To pin down the specific problems of this perplexing recording of JS Bach’s Sonatas and Partitas for solo violin transcribed for cello, it is difficult to know where to begin. The reassignment of keys is one starting point, though: the D minor Second Partita in particular is hugely compromised in its presentation in G minor (Bach’s own specification for each suite was done with his characteristic precision). The very specific sound of unisons and open strings that Bach would have sought to exploit are noticeably and painfully absent. Similarly, the stretching intervals that constitute the Prelude of the C major Third Sonata become darker and more introverted the wider they become in F major, rather than overwhelming the listener with the sense of light that gradually breaks out when they sit properly in their original key.
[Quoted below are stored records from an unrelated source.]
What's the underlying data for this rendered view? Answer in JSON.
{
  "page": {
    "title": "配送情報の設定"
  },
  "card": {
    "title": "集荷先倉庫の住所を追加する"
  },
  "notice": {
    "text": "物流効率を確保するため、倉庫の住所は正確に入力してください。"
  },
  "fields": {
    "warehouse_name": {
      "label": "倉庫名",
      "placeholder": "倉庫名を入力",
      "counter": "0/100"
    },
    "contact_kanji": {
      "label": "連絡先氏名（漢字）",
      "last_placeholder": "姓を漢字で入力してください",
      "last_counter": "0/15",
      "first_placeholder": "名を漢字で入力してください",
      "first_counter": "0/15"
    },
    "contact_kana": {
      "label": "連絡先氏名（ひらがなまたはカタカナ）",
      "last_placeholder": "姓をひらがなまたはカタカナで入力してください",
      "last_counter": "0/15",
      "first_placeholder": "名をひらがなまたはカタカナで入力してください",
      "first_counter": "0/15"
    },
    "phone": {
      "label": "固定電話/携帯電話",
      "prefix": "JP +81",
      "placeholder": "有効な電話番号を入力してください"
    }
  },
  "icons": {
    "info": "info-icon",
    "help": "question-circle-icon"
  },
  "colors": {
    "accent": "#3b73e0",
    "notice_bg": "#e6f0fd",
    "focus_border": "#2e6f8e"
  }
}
Furthermore, it is hard to know whether Phantasm’s violplaying Markku Luolajan-Mikkola is finding the cello too cumbersome an instrument to manage Bach’s nimble melodies or whether he is simply trying to treat the cello like a violin; but the phrasing and articulation are laboured in a way that leave the unavoidable impression that the cello is simply the wrong instrument for these pieces.

 

All these points, though, are secondary to the serious tuning issues that prevent any first impressions burgeoning into anything deeper. The frantic skittering around the strings in the fast movements, often resulting in actual mistakes (such as in the Presto of the B minor First Partita, played here in E minor), and lugubrious overworking of broad phrases in the slow movements (the Sarabande of the same suite) both result in painfully strained intonation, which with the weight of Mikkola’s dark, heavy cello sound forms a corrosive combination that constantly threatens to suffocate the music. The sequences of chord progressions leading up to the cadences are not sufficiently well tuned even to convey the sense that the tuning of the rest of the movement has in some way been for effect, or part of a harmonic journey. In other words, they don’t act in any way other than to confirm a creeping sense that this disc does little to sell the exciting arena of historically informed performance.